Over the past year the U.S. trade dispute with China has resulted in a build up of Chinese retaliatory tariffs on U.S. pork which hit 60 percent on September 1st on top of the existing 12 percent duty.

Last week, it was reported that China is rolling back its tariffs on U.S. Pork and U.S. soybeans.

Jim Monroe, the Senior Director of Communications with the National Pork Producers Council, says the Chinese tariffs have resulted in an estimated loss to American pork producers of eight dollars per hog sold in the U.S. so, if the Chinese media reports are accurate, it’s a most welcome development.

China has been struggling with African Swine Fever since August of last year. It’s decimated their domestic herd, their domestic production has seen serious declines, you’re starting to see reports of pork prices for consumers rising significantly and pork is a staple of the Chinese diet.

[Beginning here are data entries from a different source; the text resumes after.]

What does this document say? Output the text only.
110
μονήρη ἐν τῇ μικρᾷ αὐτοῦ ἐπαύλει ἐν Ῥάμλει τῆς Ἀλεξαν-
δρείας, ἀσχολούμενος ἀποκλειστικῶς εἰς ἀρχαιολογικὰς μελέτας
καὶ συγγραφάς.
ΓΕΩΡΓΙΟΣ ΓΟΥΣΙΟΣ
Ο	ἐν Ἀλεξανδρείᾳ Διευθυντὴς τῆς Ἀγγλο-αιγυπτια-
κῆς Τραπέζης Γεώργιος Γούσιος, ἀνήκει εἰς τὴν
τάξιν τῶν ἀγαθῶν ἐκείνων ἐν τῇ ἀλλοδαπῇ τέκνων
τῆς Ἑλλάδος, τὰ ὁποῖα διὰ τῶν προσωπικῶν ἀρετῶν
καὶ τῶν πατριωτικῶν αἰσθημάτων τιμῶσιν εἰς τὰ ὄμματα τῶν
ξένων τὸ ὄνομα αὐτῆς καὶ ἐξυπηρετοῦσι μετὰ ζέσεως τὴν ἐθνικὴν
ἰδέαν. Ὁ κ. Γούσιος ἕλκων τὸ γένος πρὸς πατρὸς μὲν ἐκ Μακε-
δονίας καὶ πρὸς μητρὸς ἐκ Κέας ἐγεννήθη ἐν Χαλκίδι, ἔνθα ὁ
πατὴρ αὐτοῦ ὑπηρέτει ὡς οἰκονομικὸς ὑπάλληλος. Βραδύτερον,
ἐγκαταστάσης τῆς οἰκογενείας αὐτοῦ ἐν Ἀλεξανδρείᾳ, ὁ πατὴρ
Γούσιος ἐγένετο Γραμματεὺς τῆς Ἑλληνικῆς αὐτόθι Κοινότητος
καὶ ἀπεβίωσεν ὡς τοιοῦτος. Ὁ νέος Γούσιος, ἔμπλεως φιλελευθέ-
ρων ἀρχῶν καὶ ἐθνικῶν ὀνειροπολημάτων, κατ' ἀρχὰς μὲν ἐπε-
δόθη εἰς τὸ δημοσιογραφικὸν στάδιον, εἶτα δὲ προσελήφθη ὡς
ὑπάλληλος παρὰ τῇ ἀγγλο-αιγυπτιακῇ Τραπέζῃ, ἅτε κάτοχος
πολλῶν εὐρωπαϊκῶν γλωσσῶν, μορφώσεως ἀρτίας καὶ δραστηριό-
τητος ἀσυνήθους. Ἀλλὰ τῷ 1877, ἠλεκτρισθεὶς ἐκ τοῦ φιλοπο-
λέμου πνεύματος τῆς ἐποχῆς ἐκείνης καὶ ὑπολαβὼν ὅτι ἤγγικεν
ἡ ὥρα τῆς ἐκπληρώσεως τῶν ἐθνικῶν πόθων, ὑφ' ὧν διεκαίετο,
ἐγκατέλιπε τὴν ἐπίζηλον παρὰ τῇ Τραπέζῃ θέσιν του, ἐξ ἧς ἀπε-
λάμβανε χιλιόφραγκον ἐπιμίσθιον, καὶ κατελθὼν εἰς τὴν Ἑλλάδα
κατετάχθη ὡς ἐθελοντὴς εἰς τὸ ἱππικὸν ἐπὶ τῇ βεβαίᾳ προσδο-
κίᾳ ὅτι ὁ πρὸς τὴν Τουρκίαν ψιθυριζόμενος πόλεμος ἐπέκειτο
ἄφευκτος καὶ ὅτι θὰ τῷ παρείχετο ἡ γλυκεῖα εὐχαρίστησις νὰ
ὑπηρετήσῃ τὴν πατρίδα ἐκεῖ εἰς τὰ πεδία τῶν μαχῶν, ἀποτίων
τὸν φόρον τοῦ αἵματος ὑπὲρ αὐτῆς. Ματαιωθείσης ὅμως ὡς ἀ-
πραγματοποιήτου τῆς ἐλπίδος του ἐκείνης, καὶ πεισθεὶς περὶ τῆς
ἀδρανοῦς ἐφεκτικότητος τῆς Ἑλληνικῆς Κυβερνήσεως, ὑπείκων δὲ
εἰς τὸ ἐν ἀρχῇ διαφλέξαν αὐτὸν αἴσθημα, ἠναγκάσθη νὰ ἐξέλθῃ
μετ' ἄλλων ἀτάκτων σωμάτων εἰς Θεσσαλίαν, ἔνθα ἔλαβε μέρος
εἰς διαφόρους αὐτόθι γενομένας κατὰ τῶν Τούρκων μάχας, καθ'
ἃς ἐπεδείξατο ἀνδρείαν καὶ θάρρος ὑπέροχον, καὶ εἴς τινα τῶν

China has always been an important export market for U.S. producers, usually in the top five of export markets. It’s even more important now that they’re dealing with African Swine Fever. It represents a historic opportunity to increase exports to China at a time when they really need it and when Chinese consumers really need more supplies.

We’re hopeful that we can compete more effectively for that opportunity and we’ll see what happens as we move forward.

~ Jim Monroe, National Pork Producers Council

Monroe points out the U.S. pork sector is highly export dependent, selling more than 25 percent of its pork production to other countries so every export market is important.

He says the sector has been in expansion mode the past couple of years with new packing capacity coming on line and record production levels and most of the investment to drive this expansion has been based on the promise of exports.